Инге отправилась, но только для того, чтобы показаться родным в полном параде. Она уже дошла до околицы родной деревни, да вдруг увидала, что около пруда стоят и судачат девушки и парни, а невдалеке на камне отдыхает ее мать с охапкой хвороста, собранного в лесу. Инге — марш назад: ей стало стыдно, что у нее, такой нарядной барышей, такая оборванная мать, которая вдобавок сама таскает из лесу хворост Инге даже не пожалела, что не повидалась с родителями, она только разозлилась.
Прошло еще полгода.
— Надо тебе навестить своих стариков, Инге!— опять сказала ей госпожа.— Вот тебе белый хлеб, отнеси его им. То-то они обрадуются тебе!
Инге нарядилась в самое лучшее платье, надела новые башмачки, приподняла платьице и осторожно пошла по дороге, стараясь не запачкать башмачков, — ну за это и упрекать ее нечего. Но вот дорожка свернула на болото; идти надо было по грязи. Не задумываясь, Инге бросила в грязь свой хлеб, чтобы наступить на него и перейти лужу, не замочив ног Но едва она ступила на хлеб одной ногой, а другую приподняла, собираясь шагнуть на сухое место, хлеб начал погружаться с нею все глубже и глубже в землю, — только черные пузыри пошли по луже!
Вот какая история!
Куда же попала Инге? К болотнице в пивоварню. Болотница приходится теткой лешим и лесным девам; эти-то всем известны: про них и в книгах написано, и песни сложены, и на картинках их изображали не раз, о болотнице же известно очень мало; только когда летом над лугами подымается туман, люди говорят: «Болотница пиво варит!» Так вот, к ней-то в пивоварню провалилась Инге, а тут долго не выдержишь! Помойка — светлый, роскошный покой в сравнении с пивоварней болотницы! От каждого чана пахнет так, что человека тошнит, а таких чанов тут видимо-невидимо, и стоят они вплотную один возле другого; если же между некоторыми и отыщется где щелочка, то тут сейчас наткнешься на съежившихся в комок мокрых жаб и жирных лягушек. Да, вот куда попала Инге! Очутившись среди этого холодного, липкого, отвратительного живого месива, Инге задрожала и почувствовала, что ее тело начинает коченеть. Хлеб крепко прилип к ее ногам и тянул за собой, как янтарный шарик соломинку.

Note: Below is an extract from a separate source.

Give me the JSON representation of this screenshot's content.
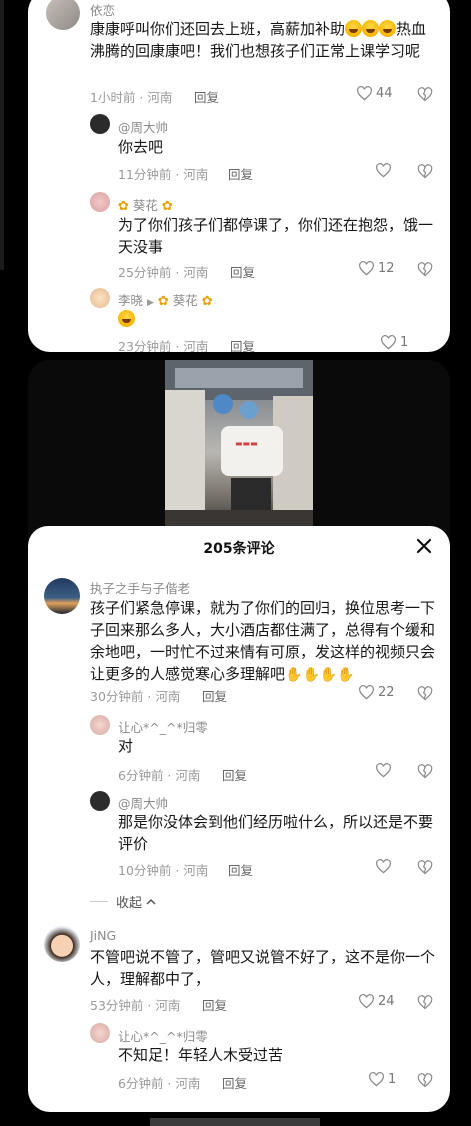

Болотница была дома; пивоварню посетили в этот день гости: черт и его прабабушка, ядовитая старушка. Она никогда не бывает праздною, даже в гости берет с собою какое-нибудь рукоделие: шьет из кожи башмаки, надев которые человек теряет покой, или вышивает сплетни, или, наконец, вяжет необдуманные слова, срывающиеся у людей с языка, — все во вред и на пагубу людям! Да, чертова прабабушка — мастерица шить, вышивать и вязать!
Она увидела Инге, поправила очки, посмотрела на нее еще и сказала:
— Да она с задатками! Я попрошу вас уступить ее мне на память о сегодняшнем посещении! Из нее выйдет отличный истукан для передней моего правнука!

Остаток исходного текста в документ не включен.